Auto insurance market share war could drive down rates


A brewing market share war in the auto insurance industry could drive down the cost of insurance at a time when rates were supposed to be heading higher around the country.

Allstate has been a troubled enterprise for a while with much dissension in the ranks. They use what’s called a ‘captive agent system,’ meaning that an Allstate agent just writes the company’s own policies. Independent agents, on the others hand, can shop different policies among several companies to get you the best rate.

So Allstate has been caught in a bind. They have not had the best reputation for customer service when it comes to handling claims. And then they’ve been in a civil war with their agents who write the policies over issues about commissions and how they’re paid.

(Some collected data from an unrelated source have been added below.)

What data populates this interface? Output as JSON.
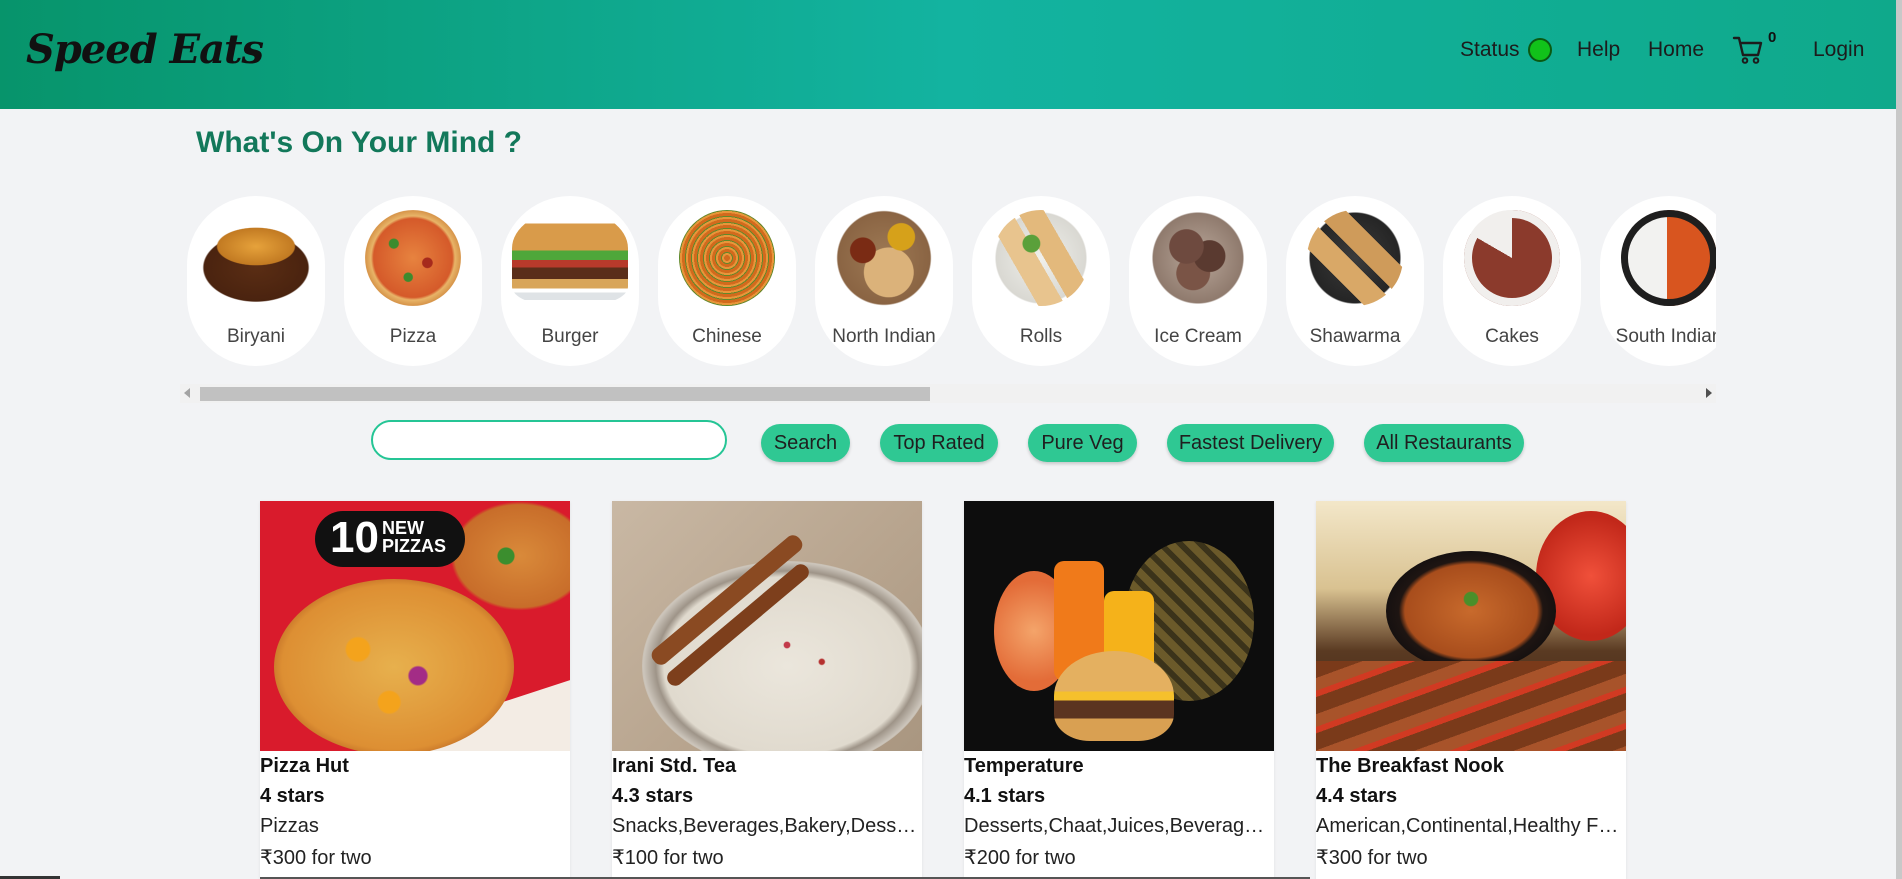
{
  "brand": {
    "logo": "Speed Eats"
  },
  "nav": {
    "status_label": "Status",
    "help": "Help",
    "home": "Home",
    "cart_count": "0",
    "login": "Login"
  },
  "section_title": "What's On Your Mind ?",
  "categories": [
    {
      "label": "Biryani"
    },
    {
      "label": "Pizza"
    },
    {
      "label": "Burger"
    },
    {
      "label": "Chinese"
    },
    {
      "label": "North Indian"
    },
    {
      "label": "Rolls"
    },
    {
      "label": "Ice Cream"
    },
    {
      "label": "Shawarma"
    },
    {
      "label": "Cakes"
    },
    {
      "label": "South Indian"
    }
  ],
  "search": {
    "value": "",
    "placeholder": ""
  },
  "filters": {
    "search": "Search",
    "top_rated": "Top Rated",
    "pure_veg": "Pure Veg",
    "fastest_delivery": "Fastest Delivery",
    "all_restaurants": "All Restaurants"
  },
  "restaurants": [
    {
      "name": "Pizza Hut",
      "rating": "4 stars",
      "cuisine": "Pizzas",
      "price": "₹300 for two",
      "banner": "10",
      "banner_sub1": "NEW",
      "banner_sub2": "PIZZAS"
    },
    {
      "name": "Irani Std. Tea",
      "rating": "4.3 stars",
      "cuisine": "Snacks,Beverages,Bakery,Desserts,Tea",
      "price": "₹100 for two"
    },
    {
      "name": "Temperature",
      "rating": "4.1 stars",
      "cuisine": "Desserts,Chaat,Juices,Beverages,Snacks",
      "price": "₹200 for two"
    },
    {
      "name": "The Breakfast Nook",
      "rating": "4.4 stars",
      "cuisine": "American,Continental,Healthy Food",
      "price": "₹300 for two"
    }
  ],
  "colors": {
    "accent": "#2fc893",
    "header_start": "#07946b",
    "header_mid": "#13b3a0",
    "title": "#12785a",
    "status_on": "#11c21a"
  },
  "icons": {
    "status": "status-dot-icon",
    "cart": "cart-icon"
  }
}
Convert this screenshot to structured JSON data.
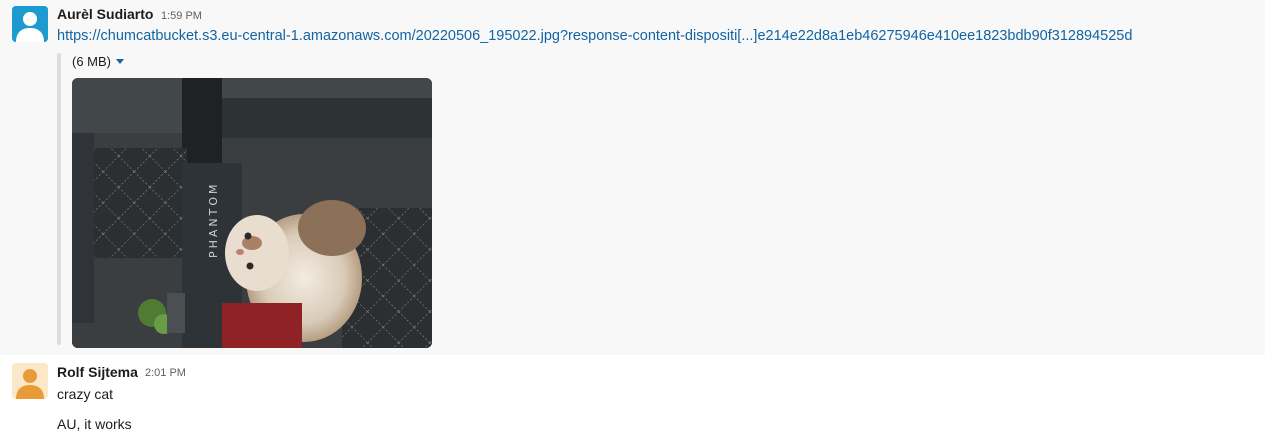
{
  "messages": [
    {
      "author": "Aurèl Sudiarto",
      "time": "1:59 PM",
      "link": "https://chumcatbucket.s3.eu-central-1.amazonaws.com/20220506_195022.jpg?response-content-dispositi[...]e214e22d8a1eb46275946e410ee1823bdb90f312894525d",
      "attachment": {
        "size_label": "(6 MB)",
        "image_text": "PHANTOM"
      }
    },
    {
      "author": "Rolf Sijtema",
      "time": "2:01 PM",
      "lines": [
        "crazy cat",
        "AU, it works"
      ]
    }
  ],
  "colors": {
    "link": "#1264a3",
    "avatar1": "#1d9bd1",
    "avatar2": "#e99b3a"
  }
}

The Wall Street Journal reports the consequence is that Allstate is losing significant market share. Both Progressive and Geico are poaching customers. You also have insurers that really focus on the customer like USAA and Amica Mutual who are also doing well. And then there are other insurers that are sleepers and not exactly household names but they’re growing and grabbing more market share.

While there have been some clear intentions to raise auto insurance rates around the country, including moves by Allstate, I think the beleaguered insurer will have to turn its attention to winning back market share. And that should trigger a market share war.

If I’m right, that means you can put your business in play for auto insurance and maybe homeowners insurance too.

But mark these words well: A cheap rate does not a good auto insurer make. For many people, if there’s an opportunity to save, they’re going to grab it even if it means going with a company that stinks when it comes to handling claims. You’ll have to decide if the savings are worth it to you when it comes time that you need to make a claim.